Turn the 3mm allen head CO adjustment screw counterclockwise or left for lean just a little bit to lean it out. You have to push the allen head down into the spring loaded CO adjustment thing next to the fuel head until you feel it engage and then you can turn it, but only turn it a little, the idle AFR changes quickly with small turns of that screw.
Don't blip the throttle while the allen head wrench is inserted.

The final adjustment turn on that screw should be clockwise so you have to go a little too lean or counterclockwise at first and then turn it back clockwise making it rich again until it's right.
If you have experience adjusting idle mixture screws on carburated engines and especially multi carburated engines by ear it will be easy.

If the engine decelerates faster than you like after a throttle blip and stalls then it's still too rich at idle or the ignition timing is also too retarded or maybe your car has a really light flywheel and clutch assembly installed.
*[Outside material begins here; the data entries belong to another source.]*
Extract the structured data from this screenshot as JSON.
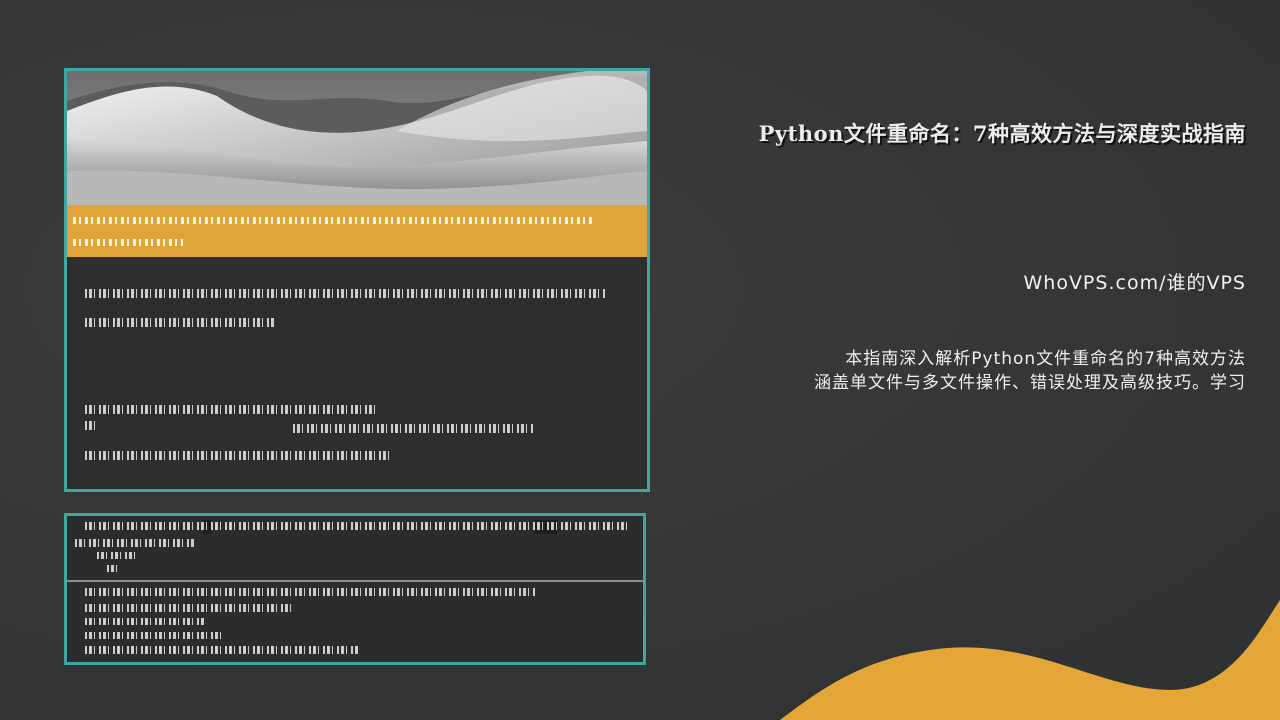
{
  "article": {
    "title": "Python文件重命名：7种高效方法与深度实战指南",
    "site": "WhoVPS.com/谁的VPS",
    "description_lines": [
      "本指南深入解析Python文件重命名的7种高效方法",
      "涵盖单文件与多文件操作、错误处理及高级技巧。学习"
    ]
  },
  "colors": {
    "background": "#37383a",
    "accent_teal": "#3fa7a1",
    "accent_yellow": "#e1a43a",
    "text": "#efefef"
  }
}
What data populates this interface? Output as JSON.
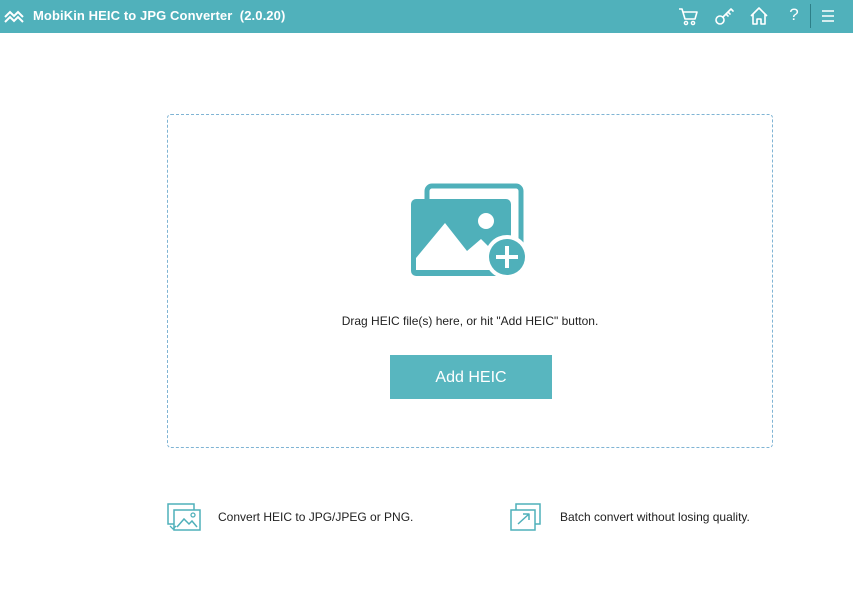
{
  "window": {
    "title": "MobiKin HEIC to JPG Converter  (2.0.20)",
    "toolbar_icons": [
      "cart-icon",
      "key-icon",
      "home-icon",
      "help-icon",
      "menu-icon"
    ],
    "help_label": "?"
  },
  "drop_zone": {
    "icon": "add-image-icon",
    "hint": "Drag HEIC file(s) here, or hit \"Add HEIC\" button.",
    "button_label": "Add HEIC"
  },
  "features": [
    {
      "icon": "convert-images-icon",
      "text": "Convert HEIC to JPG/JPEG or PNG."
    },
    {
      "icon": "batch-export-icon",
      "text": "Batch convert without losing quality."
    }
  ],
  "colors": {
    "accent": "#50b1bb",
    "button": "#58b6bf",
    "dashed_border": "#7fb4d4"
  }
}
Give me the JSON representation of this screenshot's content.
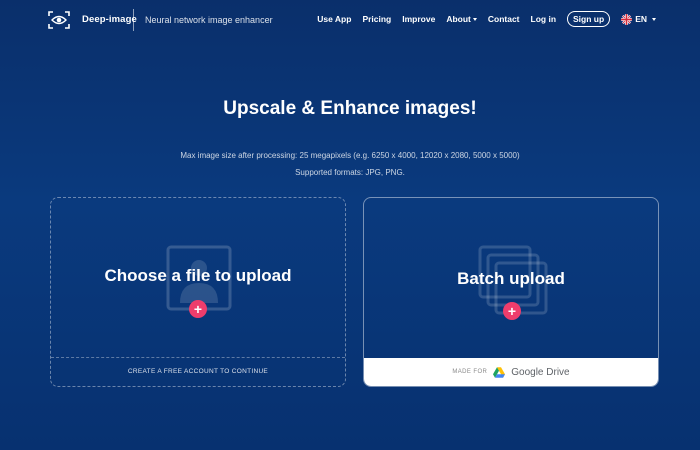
{
  "nav": {
    "logo_text": "Deep-image",
    "tagline": "Neural network image enhancer",
    "links": [
      "Use App",
      "Pricing",
      "Improve",
      "About",
      "Contact",
      "Log in"
    ],
    "signup_label": "Sign up",
    "language": "EN"
  },
  "hero": {
    "title": "Upscale & Enhance images!",
    "max_size_text": "Max image size after processing: 25 megapixels (e.g. 6250 x 4000, 12020 x 2080, 5000 x 5000)",
    "formats_text": "Supported formats: JPG, PNG."
  },
  "upload_card": {
    "title": "Choose a file to upload",
    "footer": "CREATE A FREE ACCOUNT TO CONTINUE",
    "icon": "image-icon"
  },
  "batch_card": {
    "title": "Batch upload",
    "made_for": "MADE FOR",
    "drive_label": "Google Drive",
    "icon": "stacked-images-icon"
  },
  "colors": {
    "background": "#0a3a7e",
    "accent_plus": "#ee3d6c",
    "text": "#ffffff"
  }
}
If your car does not have a working oem throttle body bypass deceleration valve/vacuum limiter than putting a working one in will make the engine decelerate slower as if the flywheel gained 15+ pounds, but if the idle mixture and timing are correct you do not need one to keep it from stalling after a throttle blip.
The decel valve bypasses air around the throttle butterfly during high manifold vacuum decelerations and it has the same effect as not taking your foot all the way off the gas pedal while the engine decelerates.